CPJ ignored my remark that French reporter Jean Paul Mari told me he understood fire from an anti-tank battery south of the hotel might have been seen as coming from the hotel's vicinity.
It is indisputable that the Pentagon should have ensured that units in Baghdad were aware of sensitive sites. By failing to do so, they failed their own soldiers and placed our journalistic colleagues in jeopardy. But a lawsuit by the Cuoso family targeting the soldiers involved, and CPJ's second-guessing aspersions are not helpful.
All of us who placed ourselves in harm's way in Iraq knowingly risked death at the hands of the Iraqis and the Americans. Both sides were responsible for journalists' deaths. Unfortunately, the Committee to Protect Journalists showed its colors early on, when it condemned, protested and demanded answers about U.S. actions against journalists, while mourning, monitoring and voicing concern about Iraqi actions. There was no condemnation of the Iraqi leadership's decision to use civilian vehicles, clothing and suicide bombers for assault purposes, which unquestionably placed non-embedded reporters in danger. Those tactics forced the tankers to fire on civilian buildings and vehicles in Baghdad.
Wolford and Gibson remain on hazardous duty in Baghdad. I staked my life on their ability to perform under fire and they did it with a high degree of professionalism. I am confident they will be cleared of any question that the killing of two journalists was anything but a tragic accident of war.
Yesterday NPR had the "Committee to Protect Journalists" on the radio and fed 'em softball questions. For each and every judgment call, CPJ took the view that it was the military's fault. It made me wanna punch my radio.
The "fog of war" happens...
Well, Jules, "From your lips to God's ears." I hope you're right, but the press has a way a seeking and securing blood sacrifice...
I agree!

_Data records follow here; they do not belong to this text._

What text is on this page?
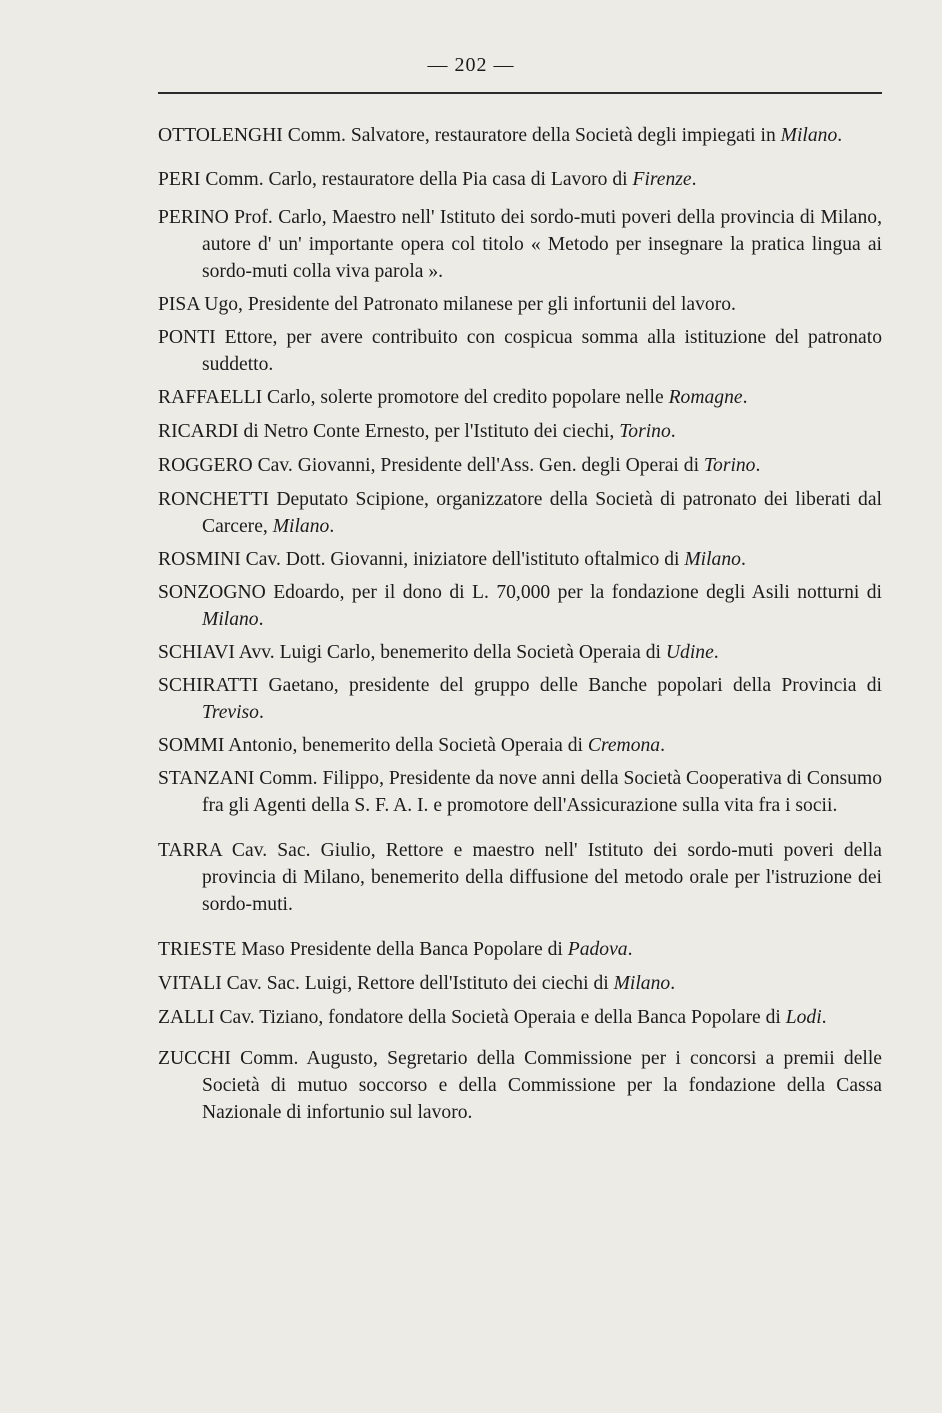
— 202 —

OTTOLENGHI Comm. Salvatore, restauratore della Società degli impiegati in Milano.

PERI Comm. Carlo, restauratore della Pia casa di Lavoro di Firenze.

PERINO Prof. Carlo, Maestro nell' Istituto dei sordo-muti poveri della provincia di Milano, autore d' un' importante opera col titolo « Metodo per insegnare la pratica lingua ai sordo-muti colla viva parola ».

PISA Ugo, Presidente del Patronato milanese per gli infortunii del lavoro.

PONTI Ettore, per avere contribuito con cospicua somma alla istituzione del patronato suddetto.

RAFFAELLI Carlo, solerte promotore del credito popolare nelle Romagne.

RICARDI di Netro Conte Ernesto, per l'Istituto dei ciechi, Torino.

ROGGERO Cav. Giovanni, Presidente dell'Ass. Gen. degli Operai di Torino.

RONCHETTI Deputato Scipione, organizzatore della Società di patronato dei liberati dal Carcere, Milano.

ROSMINI Cav. Dott. Giovanni, iniziatore dell'istituto oftalmico di Milano.

SONZOGNO Edoardo, per il dono di L. 70,000 per la fondazione degli Asili notturni di Milano.

SCHIAVI Avv. Luigi Carlo, benemerito della Società Operaia di Udine.

SCHIRATTI Gaetano, presidente del gruppo delle Banche popolari della Provincia di Treviso.

SOMMI Antonio, benemerito della Società Operaia di Cremona.

STANZANI Comm. Filippo, Presidente da nove anni della Società Cooperativa di Consumo fra gli Agenti della S. F. A. I. e promotore dell'Assicurazione sulla vita fra i socii.

TARRA Cav. Sac. Giulio, Rettore e maestro nell' Istituto dei sordo-muti poveri della provincia di Milano, benemerito della diffusione del metodo orale per l'istruzione dei sordo-muti.

TRIESTE Maso Presidente della Banca Popolare di Padova.

VITALI Cav. Sac. Luigi, Rettore dell'Istituto dei ciechi di Milano.

ZALLI Cav. Tiziano, fondatore della Società Operaia e della Banca Popolare di Lodi.

ZUCCHI Comm. Augusto, Segretario della Commissione per i concorsi a premii delle Società di mutuo soccorso e della Commissione per la fondazione della Cassa Nazionale di infortunio sul lavoro.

The Pentagon was right to allow them to be included. So many accusations can be refuted by the folks who actually saw what happened!
You paid for this...its funded by NPR
Pseudobrave reporters attack safe targets--chiefly the U.S., with its respect for the First Amendment--and cower like the currs they are when faced with a Saddam Hussain.
The behavior of CPJ differs from the behavior of CNN, exactly how?